Эдит полагалось пять уколов. Каждый день их сокращали, и наступил день «без».
«Я думала, что в тот день сойду с ума. Ужасающие боли разрывали меня на части, выворачивали наизнанку мышцы, сухожилия двигались сами собой. Я вдруг то скрючивалась, как старая виноградная лоза, то вдруг распрямлялась, как пружина. Надо мной склонялись смутные призраки в белом. У них почему-то были только части лица, которые то появлялись, то исчезали. Они, как рыбы, открывали рты, но слов не вылетало. Меня привязали. Я превратилась в животное, я не знала, кто я и что я, у меня текла слюна, но я этого не замечала. Ни секунды покоя, ни секунды ясности ума. Потом мне сказали, что это длилось только сутки, мне же казалось — тысячу лет…».
Через три недели врач сказал Эдит, что курс лечения закончен, но что она еще не выздоровела, что у нее может наступить нервная депрессия. Она ни о чем не хотела слышать, она хотела домой.
Какое там пение, какой там «Равнодушный красавец»! Целые дни Эдит валялась как тряпка либо в кресле, либо забившись в уголок дивана, либо в постели. Она не хотела ни есть, ни двигаться, она не хотела жить. Эдит видела, как приходили и уходили Жак и Лулу, но они не знали, слышала ли она то, что они ей говорили. Она отказывалась слушать музыку, любой звук причинял ей боль. Она рассматривала свои руки так, будто не узнавала их.
В один прекрасный день Эдит вдруг заговорила, ожила. Но объяснилось это чудо просто: она снова тайком стала колоться.
Возобновление «Равнодушного красавца» было самой большой неудачей за всю ее карьеру и самой плохой финансовой операцией. Так как никто не хотел ставить пьесу, Эдит сказала: «Плевать. Поставлю сама».

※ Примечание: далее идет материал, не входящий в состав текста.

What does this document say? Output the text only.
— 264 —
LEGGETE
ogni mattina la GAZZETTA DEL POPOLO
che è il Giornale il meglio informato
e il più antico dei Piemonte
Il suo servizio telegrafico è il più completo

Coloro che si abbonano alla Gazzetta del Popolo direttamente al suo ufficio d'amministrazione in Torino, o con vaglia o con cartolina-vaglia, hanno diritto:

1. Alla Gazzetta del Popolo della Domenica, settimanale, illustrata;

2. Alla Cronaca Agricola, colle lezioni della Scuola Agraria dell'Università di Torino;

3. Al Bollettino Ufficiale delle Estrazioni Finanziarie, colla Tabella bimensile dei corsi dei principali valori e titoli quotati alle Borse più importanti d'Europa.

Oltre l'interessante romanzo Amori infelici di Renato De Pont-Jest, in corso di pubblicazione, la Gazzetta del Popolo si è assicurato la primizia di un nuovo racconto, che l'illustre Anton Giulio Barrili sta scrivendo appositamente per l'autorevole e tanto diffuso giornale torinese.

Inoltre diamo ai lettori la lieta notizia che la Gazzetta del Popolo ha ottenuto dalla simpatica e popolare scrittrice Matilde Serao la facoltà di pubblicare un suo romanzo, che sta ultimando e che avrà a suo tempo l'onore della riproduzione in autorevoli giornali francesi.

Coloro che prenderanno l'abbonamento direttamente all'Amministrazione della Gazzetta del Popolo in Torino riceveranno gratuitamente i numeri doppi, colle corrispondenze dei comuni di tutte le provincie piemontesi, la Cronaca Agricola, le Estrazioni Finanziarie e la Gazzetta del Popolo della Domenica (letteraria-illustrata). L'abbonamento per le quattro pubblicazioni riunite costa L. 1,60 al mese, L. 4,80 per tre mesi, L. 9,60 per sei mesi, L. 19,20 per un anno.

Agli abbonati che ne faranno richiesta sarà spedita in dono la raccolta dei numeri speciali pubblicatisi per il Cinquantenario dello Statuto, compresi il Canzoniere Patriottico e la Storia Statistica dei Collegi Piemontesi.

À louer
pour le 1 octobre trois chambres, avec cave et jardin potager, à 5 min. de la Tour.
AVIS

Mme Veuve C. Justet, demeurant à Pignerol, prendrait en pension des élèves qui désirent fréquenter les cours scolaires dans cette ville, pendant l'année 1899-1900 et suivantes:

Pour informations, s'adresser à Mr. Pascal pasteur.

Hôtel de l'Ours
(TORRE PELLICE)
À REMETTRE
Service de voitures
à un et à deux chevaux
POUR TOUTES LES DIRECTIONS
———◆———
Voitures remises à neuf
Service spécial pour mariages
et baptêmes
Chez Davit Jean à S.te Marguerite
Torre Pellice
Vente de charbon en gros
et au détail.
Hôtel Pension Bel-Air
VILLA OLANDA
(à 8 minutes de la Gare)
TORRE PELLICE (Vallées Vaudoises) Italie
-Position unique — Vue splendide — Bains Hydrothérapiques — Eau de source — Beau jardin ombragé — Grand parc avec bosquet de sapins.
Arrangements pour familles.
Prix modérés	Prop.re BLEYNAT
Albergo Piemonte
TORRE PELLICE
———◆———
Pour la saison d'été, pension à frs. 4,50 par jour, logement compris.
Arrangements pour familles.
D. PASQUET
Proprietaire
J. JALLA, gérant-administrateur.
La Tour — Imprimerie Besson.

Все были в ужасе. Она сняла театр Мариньи и решила сама быть режиссером не только пьесы, но и обеих концертных программ, своей и Жака Пилса. Она говорила: «Чудесно, я снова взлетела!»
Она летела в пропасть…
Цену этой ошибки Эдит осознала скоро. Счета приходили огромные. Декорации стоили один миллион (старых) франков, музыканты — сто тысяч франков в день; один из так называемых друзей уговорил ее выписать из Флоренции двух мандолинистов, которым она платила по три тысячи франков каждому за вечер. В семьсот тысяч франков ей обошлись сверхурочные часы рабочих сцены. И так во всем. Она назначала репетиции и приходила с опозданием в несколько часов, кололась за кулисами, чтобы продержаться, и работала всю ночь.